C’est au niveau 4° que sa maman m’a demandé de l’aider en anglais et un peu en français. Je l’ai suivi un peu plus de 2 ans. Il était régulier dans son travail, peut-être plus par devoir que par intérêt, mais se maintenait dans une très honnête moyenne. Je me souviens l’avoir aidé, en 3°, à faire un rapport de stage sur lequel il a passé beaucoup de temps et qu’il a rédigé avec le plus grand soin, fier de ce qu’il avait fait. Il faisait aussi partie du club de théâtre du collège et m’avait paru très intéressé, mais il n’y est resté que deux ans. C’est je crois à cette époque que son père a eu de gros ennuis de santé, avec une longue période d’arrêt. Madame D. sa maman, a dû chercher du travail. Elle avait des journées longues et fatigantes. Elle continuait néanmoins à aider les deux sœurs de Yannick, plus jeunes que lui, dans leur travail scolaire, mais moins que lui, bien sûr.

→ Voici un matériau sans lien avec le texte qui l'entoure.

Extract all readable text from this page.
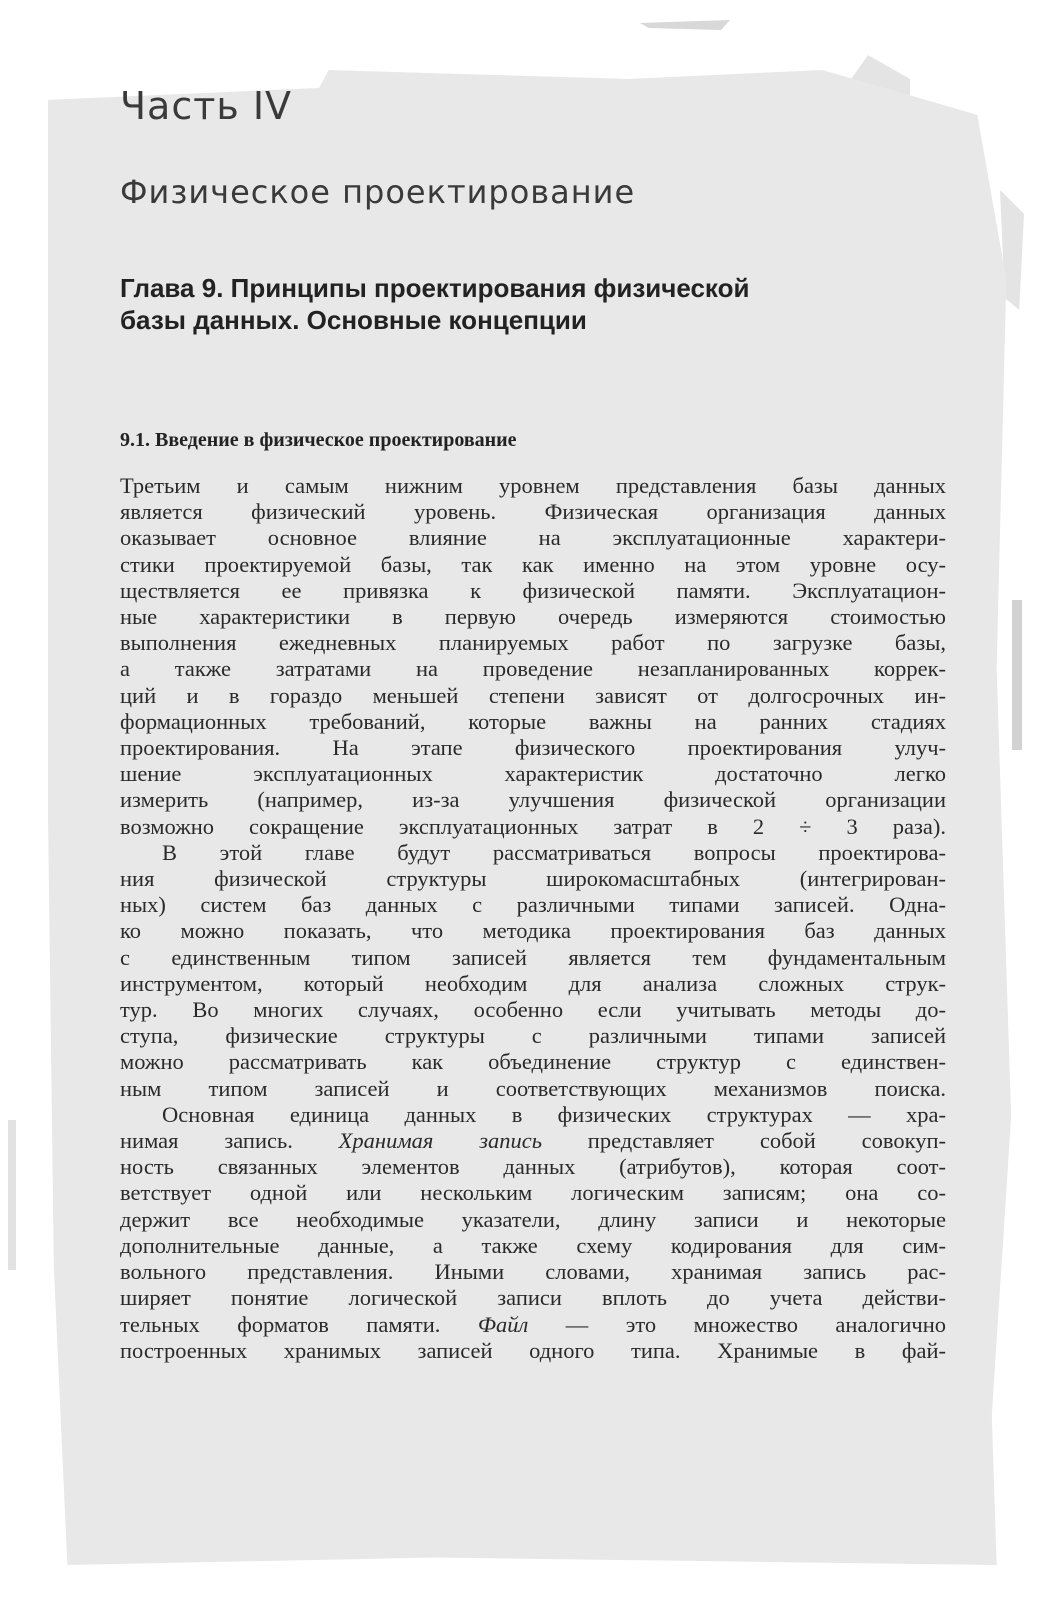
Часть IV
Физическое проектирование
Глава 9. Принципы проектирования физической
базы данных. Основные концепции
9.1. Введение в физическое проектирование
Третьим и самым нижним уровнем представления базы данных
является физический уровень. Физическая организация данных
оказывает основное влияние на эксплуатационные характери-
стики проектируемой базы, так как именно на этом уровне осу-
ществляется ее привязка к физической памяти. Эксплуатацион-
ные характеристики в первую очередь измеряются стоимостью
выполнения ежедневных планируемых работ по загрузке базы,
а также затратами на проведение незапланированных коррек-
ций и в гораздо меньшей степени зависят от долгосрочных ин-
формационных требований, которые важны на ранних стадиях
проектирования. На этапе физического проектирования улуч-
шение эксплуатационных характеристик достаточно легко
измерить (например, из-за улучшения физической организации
возможно сокращение эксплуатационных затрат в 2 ÷ 3 раза).
В этой главе будут рассматриваться вопросы проектирова-
ния физической структуры широкомасштабных (интегрирован-
ных) систем баз данных с различными типами записей. Одна-
ко можно показать, что методика проектирования баз данных
с единственным типом записей является тем фундаментальным
инструментом, который необходим для анализа сложных струк-
тур. Во многих случаях, особенно если учитывать методы до-
ступа, физические структуры с различными типами записей
можно рассматривать как объединение структур с единствен-
ным типом записей и соответствующих механизмов поиска.
Основная единица данных в физических структурах — хра-
нимая запись. Хранимая запись представляет собой совокуп-
ность связанных элементов данных (атрибутов), которая соот-
ветствует одной или нескольким логическим записям; она со-
держит все необходимые указатели, длину записи и некоторые
дополнительные данные, а также схему кодирования для сим-
вольного представления. Иными словами, хранимая запись рас-
ширяет понятие логической записи вплоть до учета действи-
тельных форматов памяти. Файл — это множество аналогично
построенных хранимых записей одного типа. Хранимые в фай-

Yannick a passé sans problèmes le brevet des collèges et est entré au lycée, qui se trouve à une certaine distance de chez lui. Il échappait donc bien plus au contrôle familial, passait de longs moments avec ses copains ou sur l’ordinateur. Il ne m’a plus demandé d’aide, mais quand je le rencontrais nous parlions de ses études et il m’a semblé que tout allait bien. Aussi ai-je été très étonnée quand j’ai su par sa maman, que dès le 2nd trimestre de sa classe de 1ère, il avait commencé à manquer des cours… Pour tout arrêter au 3ème trimestre. Pas question de se présenter au bac de français. Madame D. ne comprenait pas ce qui se passait, et n’avait pas vu venir cette désaffection, tout en sachant tout de même que les copains tenaient une très grande place dans la vie de son fils. C’était l’année dernière, en 2010. C’est aussi à la fin de l’été que cette famille a vécu un gros problème et que Monsieur et Madame D. se sont séparés.

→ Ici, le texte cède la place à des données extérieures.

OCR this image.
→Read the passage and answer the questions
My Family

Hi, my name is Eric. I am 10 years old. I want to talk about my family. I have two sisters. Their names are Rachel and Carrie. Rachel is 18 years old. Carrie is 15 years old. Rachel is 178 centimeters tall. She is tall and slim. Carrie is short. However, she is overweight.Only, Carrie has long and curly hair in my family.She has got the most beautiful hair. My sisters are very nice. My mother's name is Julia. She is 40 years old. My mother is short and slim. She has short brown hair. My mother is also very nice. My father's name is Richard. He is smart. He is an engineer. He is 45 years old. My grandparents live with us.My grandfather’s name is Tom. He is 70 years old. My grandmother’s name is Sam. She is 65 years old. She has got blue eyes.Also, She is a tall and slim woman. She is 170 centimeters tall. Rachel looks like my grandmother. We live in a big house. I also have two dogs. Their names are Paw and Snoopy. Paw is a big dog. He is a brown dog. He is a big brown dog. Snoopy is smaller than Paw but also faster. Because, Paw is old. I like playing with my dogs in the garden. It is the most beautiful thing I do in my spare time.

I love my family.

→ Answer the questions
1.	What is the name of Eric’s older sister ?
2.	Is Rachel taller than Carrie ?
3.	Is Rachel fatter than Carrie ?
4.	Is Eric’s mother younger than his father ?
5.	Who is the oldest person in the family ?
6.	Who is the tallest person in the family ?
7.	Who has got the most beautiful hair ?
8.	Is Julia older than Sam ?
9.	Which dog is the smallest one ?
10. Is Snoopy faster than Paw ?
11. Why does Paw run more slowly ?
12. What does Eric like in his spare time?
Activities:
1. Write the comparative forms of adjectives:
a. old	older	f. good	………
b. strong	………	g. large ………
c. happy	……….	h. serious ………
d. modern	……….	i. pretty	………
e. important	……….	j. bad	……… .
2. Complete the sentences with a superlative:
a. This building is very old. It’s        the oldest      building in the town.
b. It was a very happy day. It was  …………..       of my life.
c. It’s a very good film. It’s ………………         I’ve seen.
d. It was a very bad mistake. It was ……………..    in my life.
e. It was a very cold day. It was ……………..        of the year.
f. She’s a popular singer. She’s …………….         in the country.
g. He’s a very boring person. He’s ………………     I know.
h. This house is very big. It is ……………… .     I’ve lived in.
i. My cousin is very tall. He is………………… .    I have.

Fin août, je l’ai rencontré. Il m’a dit clairement ne plus vouloir aller en classe. Le bac ne l’intéresse pas. Il voulait s’engager dans l’armée, si possible les chasseurs alpins et attendait d’être convoqué pour savoir s’il serait pris. Il m’a raconté qu’au cours de l’été, il avait travaillé 3 semaines dans les services de nettoyage de la ville, se levant à 5h du matin pour un travail dur. Il semblait fier de cette expérience. C’est seulement en novembre qu’il a été convoqué par l’armée, pour une période de 5 jours. Il en est revenu content semble-t-il, mais ayant renoncé aux chasseurs alpins, qui « ne lui disaient plus rien ». Je ne sais plus trop dans quelle arme il souhaitait être pris. Il devait commencer « pour de bon » en février.

Mais maintenant, il a même renoncé à l’armée. Il a une copine dont il ne veut pas se séparer. Il cherche du travail et fait les boîtes d’intérim. Il vit toujours avec sa mère et ses deux sœurs. Il a 19 ans.